Société

L’exhibitionnisme dans les deuils à Kinshasa : Quand la perte d’un être cher n’affecte plus

Perdre un être cher est une circonstance très douloureuse, réunissant la famille du  défunt  ou de la défunte, les amis et connaissances.

Un moment de recueillement, de prise de conscience, mais aussi d’humilité où l’on s’incline devant la dépouille de la personne disparue, en se rendant compte que la vie est vaine et fragile, malgré les biens matériels que l’on peut posséder.

Curieusement  à  Kinshasa, le deuil est devenu depuis des années, un moment d’exhibition !

Tenez. Il règne une véritable acculturation dans le chef des kinois, particulièrement, des femmes. Une sorte d’insouciance manifestée pendant les funérailles, ces moments difficiles où on constate plusieurs femmes s’adonner à l’exhibitionnisme.

Jadis, aller dans un deuil était un signe de soutien à la famille éplorée. Cela se manifestait par la simplicité des tenues, des coiffures, l’usage des nattes, le port d’un foulard noir ou blanc sur la tête, etc.

A contrario, les choses sont très différentes aujourd’hui où l’on voit des personnes faire des programmes d’achat des nouveaux habits à l’occasion de deuil, certaines y vont dans les salons de coiffure pour une belle manucure, se payer une pose des faux cils, se faire poser les plus belles perruques, question d’être belle lors  des obsèques !

S’exhiber pour attirer?

C’est étonnant, ce changement de mœurs. Cette attitude déroutée de certaines femmes kinoises pendant les cérémonies funéraires.

Selon quelques sources bien informées, elles révèlent que cette attitude qui s’apparente à un phénomène social, est expliquée par le fait qu’on peut se taper, qui sait,  une chance de rencontrer l’homme de sa vie durant cette  circonstance douloureuse, surtout que l’amour n’a pas d’adresse fixe.

Mireille Kabedi, 35 ans, ayant ses deux pieds dans ce phénomène, s’est exprimée en ces termes.

« Faisant parti de ces femmes qu’on qualifie d’exhibitionniste pendant les deuils, je reconnais que cette pratique n’est pas  bonne, parce que nous allons dans les deuils pour soutenir moralement celui ou celle qui a perdu un être cher. Mais, j’aimerai qu’on reconnaisse tous que trouver l’amour de nos jours est devenu comme la recherche d’une aiguille dans une botte de foin.  J’ai 35 ans aujourd’hui et je ne laisse passer aucune occasion qui se présente devant moi qui pourrait me permettre de rencontrer mon âme sœur. Je ne peux pas me limiter dans les fêtes, soirées entre amis, église, etc. Je marche dans la logique que je peux trouver l’amour partout, et ce, même dans les deuils. »

Pour Grâce Wola, ingénieur, il regrette le fait que les gens ne respectent plus les défunts et les familles éplorées.

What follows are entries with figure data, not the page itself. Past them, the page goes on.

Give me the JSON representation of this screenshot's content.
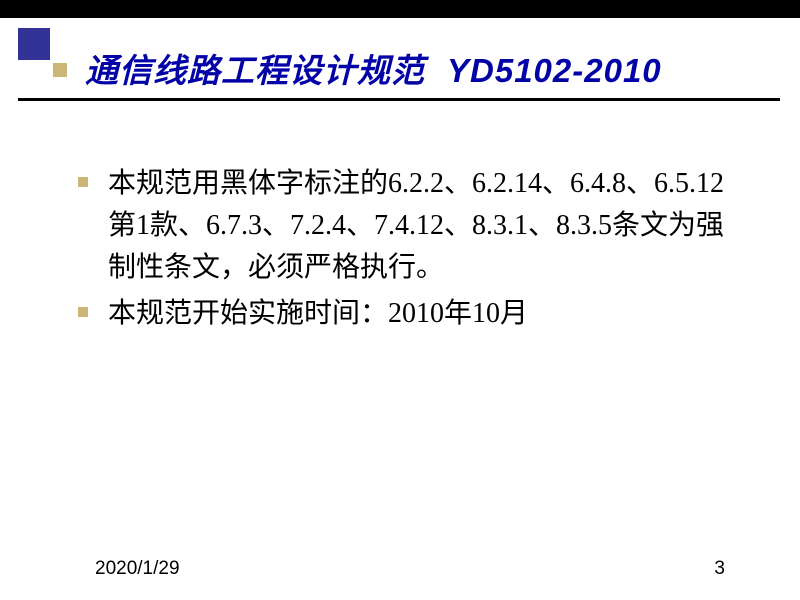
{
  "title": {
    "main": "通信线路工程设计规范",
    "code": "YD5102-2010"
  },
  "bullets": [
    "本规范用黑体字标注的6.2.2、6.2.14、6.4.8、6.5.12第1款、6.7.3、7.2.4、7.4.12、8.3.1、8.3.5条文为强制性条文，必须严格执行。",
    "本规范开始实施时间：2010年10月"
  ],
  "footer": {
    "date": "2020/1/29",
    "page": "3"
  },
  "colors": {
    "title_color": "#0202a6",
    "accent_square": "#333397",
    "bullet_color": "#cbb677",
    "text_color": "#000000",
    "background": "#ffffff"
  },
  "typography": {
    "title_fontsize": 33,
    "body_fontsize": 28,
    "footer_fontsize": 19
  }
}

« Je suis toujours choqué de voir comment certaines femmes profitent de ces moments difficiles pour sortir leurs plus belles tenues. On ne refuse pas, il faut  être propre. Le deuil n’est pas synonyme de mal propreté.  Néanmoins, certaines femmes exagèrent. Et quel message transmettre à la famille qu’on vient consoler ? »

Ruth Mupati pense quant à elle que chacun est libre de faire ce qu’il veut, à partir du moment où ça ne dérange personne.

« Ce qui est sûr, chacun fait ce qu’il veut dans ce monde.  On ne chasse personne dans les deuils, les gens feront toujours ce que bon leur semble. »

Les morts ne reviennent plus, dit-on. Est-ce donc pour cela qu’il faut se comporter ainsi ? Cela paraît comme si la douleur des uns fait le bonheur des autres.

La célèbre phrase : « Nous ne t’oublierons jamais » a perdu sans nul doute tout son sens avec ce phénomène social. Il y a sûrement nécessité de passer à une remise en question  pour l’éradiquer.